Ontem, atracaram no porto de Lisboa seis navios de cruzeiro, num total de 13 mil turistas, a que se juntaram cerca de cinco mil tripulantes, um número que elevou o dia como o melhor de sempre em termos de receção de cruzeiros ao nosso país.
Outro momento histórico que marcou foi o facto de Lisboa tornar-se, doravante, o quarto porto do mundo a receber em simultâneo os três grandes cruzeiros emblemáticos da frota da britânica Cunard, Queen Elizabeth, Queen Victoria e, muito especialmente, o Queen Mary 2, um dos maiores transatlânticos do mundo.
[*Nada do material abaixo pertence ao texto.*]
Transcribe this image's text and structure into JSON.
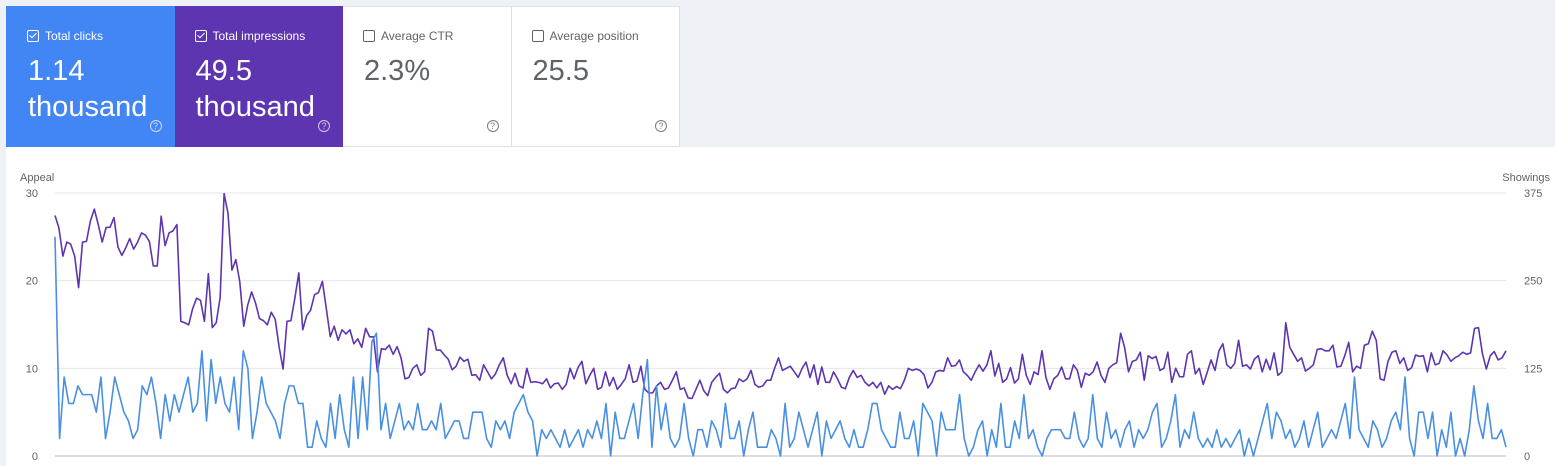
{
  "cards": [
    {
      "label": "Total clicks",
      "value": "1.14 thousand",
      "checked": true,
      "color": "#4285f4"
    },
    {
      "label": "Total impressions",
      "value": "49.5 thousand",
      "checked": true,
      "color": "#5e35b1"
    },
    {
      "label": "Average CTR",
      "value": "2.3%",
      "checked": false,
      "color": "#ffffff"
    },
    {
      "label": "Average position",
      "value": "25.5",
      "checked": false,
      "color": "#ffffff"
    }
  ],
  "help_glyph": "?",
  "chart_data": {
    "type": "line",
    "y_left_label": "Appeal",
    "y_right_label": "Showings",
    "y_left_ticks": [
      0,
      10,
      20,
      30
    ],
    "y_right_ticks": [
      0,
      125,
      250,
      375
    ],
    "ylim_left": [
      0,
      30
    ],
    "ylim_right": [
      0,
      375
    ],
    "grid": true,
    "colors": {
      "clicks": "#4a90e2",
      "impressions": "#5e35b1",
      "grid": "#e6e6e6"
    },
    "series": [
      {
        "name": "Total clicks",
        "axis": "left",
        "values": [
          25,
          2,
          9,
          6,
          6,
          8,
          7,
          7,
          7,
          5,
          9,
          2,
          5,
          9,
          7,
          5,
          4,
          2,
          3,
          8,
          7,
          9,
          6,
          2,
          7,
          4,
          7,
          5,
          7,
          9,
          5,
          6,
          12,
          4,
          11,
          6,
          9,
          6,
          5,
          9,
          3,
          12,
          10,
          2,
          5,
          9,
          6,
          5,
          4,
          2,
          6,
          8,
          8,
          6,
          6,
          1,
          1,
          4,
          2,
          1,
          6,
          2,
          7,
          3,
          1,
          9,
          2,
          9,
          3,
          13,
          14,
          3,
          6,
          2,
          4,
          6,
          3,
          4,
          3,
          6,
          3,
          3,
          4,
          3,
          6,
          2,
          3,
          4,
          4,
          2,
          2,
          5,
          5,
          5,
          2,
          1,
          4,
          3,
          4,
          2,
          5,
          6,
          7,
          5,
          4,
          0,
          3,
          2,
          3,
          2,
          1,
          3,
          1,
          2,
          3,
          1,
          3,
          2,
          4,
          2,
          6,
          0,
          5,
          2,
          2,
          4,
          6,
          2,
          7,
          11,
          1,
          8,
          3,
          6,
          2,
          1,
          2,
          6,
          2,
          0,
          3,
          3,
          1,
          4,
          3,
          1,
          6,
          2,
          2,
          4,
          0,
          3,
          5,
          1,
          1,
          1,
          3,
          2,
          0,
          6,
          1,
          2,
          5,
          3,
          1,
          3,
          5,
          0,
          4,
          2,
          3,
          4,
          2,
          1,
          3,
          1,
          1,
          3,
          6,
          6,
          3,
          2,
          1,
          1,
          5,
          2,
          2,
          4,
          0,
          6,
          5,
          4,
          0,
          5,
          3,
          3,
          3,
          7,
          2,
          0,
          1,
          3,
          4,
          0,
          3,
          1,
          6,
          1,
          1,
          4,
          2,
          7,
          2,
          3,
          1,
          0,
          2,
          3,
          3,
          3,
          2,
          2,
          5,
          2,
          1,
          2,
          7,
          2,
          1,
          5,
          2,
          3,
          1,
          3,
          4,
          1,
          3,
          2,
          3,
          5,
          6,
          1,
          2,
          4,
          7,
          1,
          3,
          2,
          5,
          2,
          1,
          2,
          1,
          3,
          1,
          2,
          1,
          2,
          3,
          0,
          2,
          0,
          2,
          4,
          6,
          2,
          5,
          4,
          2,
          3,
          1,
          2,
          4,
          1,
          3,
          5,
          1,
          2,
          3,
          2,
          4,
          6,
          2,
          9,
          3,
          2,
          1,
          4,
          3,
          1,
          2,
          4,
          5,
          3,
          9,
          2,
          0,
          5,
          5,
          2,
          5,
          0,
          3,
          1,
          5,
          0,
          2,
          0,
          3,
          8,
          4,
          2,
          6,
          2,
          2,
          3,
          1
        ]
      },
      {
        "name": "Total impressions",
        "axis": "right",
        "values": [
          343,
          325,
          285,
          305,
          302,
          285,
          240,
          305,
          306,
          335,
          352,
          330,
          305,
          326,
          326,
          340,
          298,
          286,
          297,
          310,
          295,
          305,
          318,
          315,
          306,
          271,
          271,
          342,
          300,
          318,
          321,
          330,
          192,
          190,
          187,
          210,
          225,
          222,
          192,
          260,
          183,
          190,
          226,
          374,
          346,
          265,
          280,
          248,
          185,
          215,
          234,
          218,
          196,
          193,
          187,
          205,
          195,
          155,
          124,
          192,
          193,
          225,
          261,
          180,
          200,
          208,
          230,
          233,
          249,
          210,
          170,
          185,
          165,
          180,
          174,
          180,
          160,
          167,
          155,
          182,
          170,
          170,
          120,
          153,
          152,
          158,
          145,
          156,
          140,
          110,
          112,
          125,
          130,
          115,
          120,
          182,
          178,
          151,
          151,
          144,
          138,
          123,
          128,
          141,
          135,
          138,
          115,
          116,
          108,
          130,
          120,
          110,
          117,
          130,
          140,
          115,
          103,
          118,
          100,
          97,
          125,
          105,
          106,
          105,
          103,
          110,
          97,
          103,
          104,
          95,
          102,
          125,
          110,
          126,
          135,
          103,
          115,
          125,
          95,
          98,
          120,
          100,
          112,
          95,
          102,
          110,
          130,
          105,
          107,
          128,
          95,
          90,
          90,
          100,
          105,
          95,
          97,
          108,
          120,
          95,
          97,
          83,
          82,
          95,
          108,
          93,
          86,
          105,
          112,
          118,
          95,
          90,
          96,
          97,
          110,
          106,
          110,
          122,
          102,
          98,
          100,
          108,
          108,
          125,
          140,
          122,
          125,
          128,
          120,
          112,
          125,
          134,
          112,
          130,
          102,
          127,
          105,
          105,
          120,
          110,
          98,
          96,
          112,
          122,
          112,
          115,
          105,
          100,
          105,
          97,
          105,
          88,
          100,
          95,
          99,
          96,
          108,
          125,
          122,
          124,
          122,
          116,
          97,
          105,
          120,
          122,
          121,
          140,
          128,
          129,
          137,
          120,
          115,
          108,
          120,
          130,
          121,
          130,
          150,
          114,
          132,
          105,
          110,
          126,
          104,
          110,
          145,
          115,
          102,
          120,
          116,
          150,
          112,
          95,
          110,
          115,
          127,
          110,
          110,
          130,
          122,
          98,
          118,
          115,
          120,
          134,
          115,
          105,
          125,
          130,
          133,
          175,
          155,
          120,
          135,
          137,
          148,
          108,
          143,
          139,
          142,
          122,
          125,
          148,
          105,
          125,
          113,
          113,
          145,
          150,
          117,
          125,
          102,
          119,
          137,
          122,
          150,
          160,
          130,
          125,
          132,
          165,
          128,
          130,
          124,
          138,
          143,
          120,
          138,
          123,
          147,
          115,
          120,
          190,
          155,
          145,
          135,
          140,
          121,
          125,
          130,
          152,
          153,
          150,
          150,
          158,
          127,
          128,
          143,
          162,
          120,
          128,
          125,
          158,
          160,
          178,
          165,
          110,
          108,
          135,
          148,
          150,
          132,
          140,
          122,
          126,
          144,
          142,
          143,
          120,
          147,
          130,
          132,
          150,
          144,
          135,
          140,
          143,
          148,
          145,
          147,
          182,
          183,
          146,
          124,
          143,
          149,
          137,
          140,
          150
        ]
      }
    ]
  }
}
Além, das três “rainhas” como são conhecidos chegaram também o Rotterdam, Silver Whisper e Ruby Princess. Os seis permitiram ao Porto de Lisboa arrecadar 112 mil euros.
Após a cerimónia solene que distinguiu a presença deste cruzeiros no Terminal de Cruzeiros de Santa Apolónia, o secretário de Estado do Turismo garantiu que a maior receção de turistas de sempre confirma o crescimento do turismo português , representando um milhão de euros para a economia nacional. Lisboa é neste momento o sexto destino de cruzeiros da Europa e com capacidade de crescimento, sublinhou.
De acordo com o secretário de estado, o turismo é «o maior sector exportador» em Portugal, tendo contribuído em 2013 com mais de nove mil milhões de euros em receitas, o que permitiu «o equilíbrio da balança de pagamentos», sendo que 20% do emprego criado no ano passado foi justamente nesta área.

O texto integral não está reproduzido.